Ilustración: Sara Pachón Peláez

En 1917, Thomas Stearns Eliot tomó una posición como encargado de las cuentas extranjeras en el Banco Lloyds de Londres. Tres años atrás había llegado a la ciudad para avanzar en sus estudios de filosofía, y sus padres tenían la esperanza de, por fin, ver a su hijo como un adulto consagrado a la enseñanza universitaria. Nieto del fundador de una iglesia unitaria en St. Louis, Misuri, Eliot se había criado en esa ciudad hasta que largó hacia París y luego a Londres en busca del círculo literario que tanto ansiaba conocer. Se casó con una británica, consiguió algunos cargos inocuos en revistas y publicaciones literarias, se hizo una vida endeble entre la élite cultivada de Londres. Su padre, sin embargo, esperaba de él una ganancia efectiva, tangible; su madre, que lo había impulsado a escribir poemas desde la niñez, quería a un poeta. Quizás al mejor poeta.

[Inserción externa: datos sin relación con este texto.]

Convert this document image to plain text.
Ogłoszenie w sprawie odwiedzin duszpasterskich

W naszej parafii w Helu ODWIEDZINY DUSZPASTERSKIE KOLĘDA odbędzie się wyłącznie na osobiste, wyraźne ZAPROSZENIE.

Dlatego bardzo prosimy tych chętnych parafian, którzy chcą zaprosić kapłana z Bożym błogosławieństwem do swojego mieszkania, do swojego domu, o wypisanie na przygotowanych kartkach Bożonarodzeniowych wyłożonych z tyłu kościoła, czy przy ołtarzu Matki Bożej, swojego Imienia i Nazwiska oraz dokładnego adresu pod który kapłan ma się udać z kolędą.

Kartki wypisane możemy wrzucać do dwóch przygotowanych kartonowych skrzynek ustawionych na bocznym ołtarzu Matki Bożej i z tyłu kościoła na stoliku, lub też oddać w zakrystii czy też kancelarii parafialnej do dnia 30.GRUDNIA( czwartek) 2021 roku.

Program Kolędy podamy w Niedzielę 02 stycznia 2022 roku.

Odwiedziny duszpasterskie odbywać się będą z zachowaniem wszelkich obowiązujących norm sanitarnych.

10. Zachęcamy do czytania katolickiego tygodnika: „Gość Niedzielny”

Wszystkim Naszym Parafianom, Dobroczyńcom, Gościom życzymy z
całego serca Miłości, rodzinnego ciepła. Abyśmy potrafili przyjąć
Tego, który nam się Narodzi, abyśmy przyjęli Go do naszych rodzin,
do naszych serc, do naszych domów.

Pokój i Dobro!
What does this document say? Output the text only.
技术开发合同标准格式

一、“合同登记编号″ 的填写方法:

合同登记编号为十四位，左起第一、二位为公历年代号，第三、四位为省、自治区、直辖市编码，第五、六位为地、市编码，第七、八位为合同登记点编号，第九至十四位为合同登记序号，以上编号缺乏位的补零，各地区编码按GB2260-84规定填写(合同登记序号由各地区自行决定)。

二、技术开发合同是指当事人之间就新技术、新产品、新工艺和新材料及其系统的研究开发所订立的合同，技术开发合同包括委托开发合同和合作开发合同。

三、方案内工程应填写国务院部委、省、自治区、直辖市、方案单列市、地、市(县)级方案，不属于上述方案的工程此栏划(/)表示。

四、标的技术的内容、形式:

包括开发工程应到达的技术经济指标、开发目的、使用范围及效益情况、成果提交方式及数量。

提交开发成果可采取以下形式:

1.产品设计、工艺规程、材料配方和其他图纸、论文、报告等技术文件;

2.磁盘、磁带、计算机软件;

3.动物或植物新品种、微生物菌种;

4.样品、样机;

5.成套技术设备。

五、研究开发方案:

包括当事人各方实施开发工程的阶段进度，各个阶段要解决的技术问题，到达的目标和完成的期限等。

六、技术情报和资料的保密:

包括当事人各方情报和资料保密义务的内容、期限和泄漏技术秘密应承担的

Eliot se dio cuenta de que su vida, tal vez, no era la mejor. Entonces encontró aquel puesto en el banco, y supo que su padre lo consideraría un triunfo. Entonces le escribió una carta: “Mi posición social es tan buena como la del editor de una publicación. Sólo escribo lo que quiero y todos saben que cualquier cosa que escribo es buena. Puedo influenciar la opinión londinense y la literatura inglesa de una mejor manera. (...) Hay un pequeño y selecto grupo que me clasifica como el mejor crítico viviente, y también como el mejor poeta, en Inglaterra. Debo escribir al Athenaeum y mantenerme allí. Tengo mucha simpatía por el editor, quien es uno de mis admiradores más cordiales. Con eso y Egoist y una revista principiante en la que estoy interesado, y que estará gustosa de recibir todo cuanto envíe, tendré más que suficiente poder para satisfacerme. De verdad creo que tengo más influencia en las letras inglesas que cualquier otro estadounidense, excepto Henry James”.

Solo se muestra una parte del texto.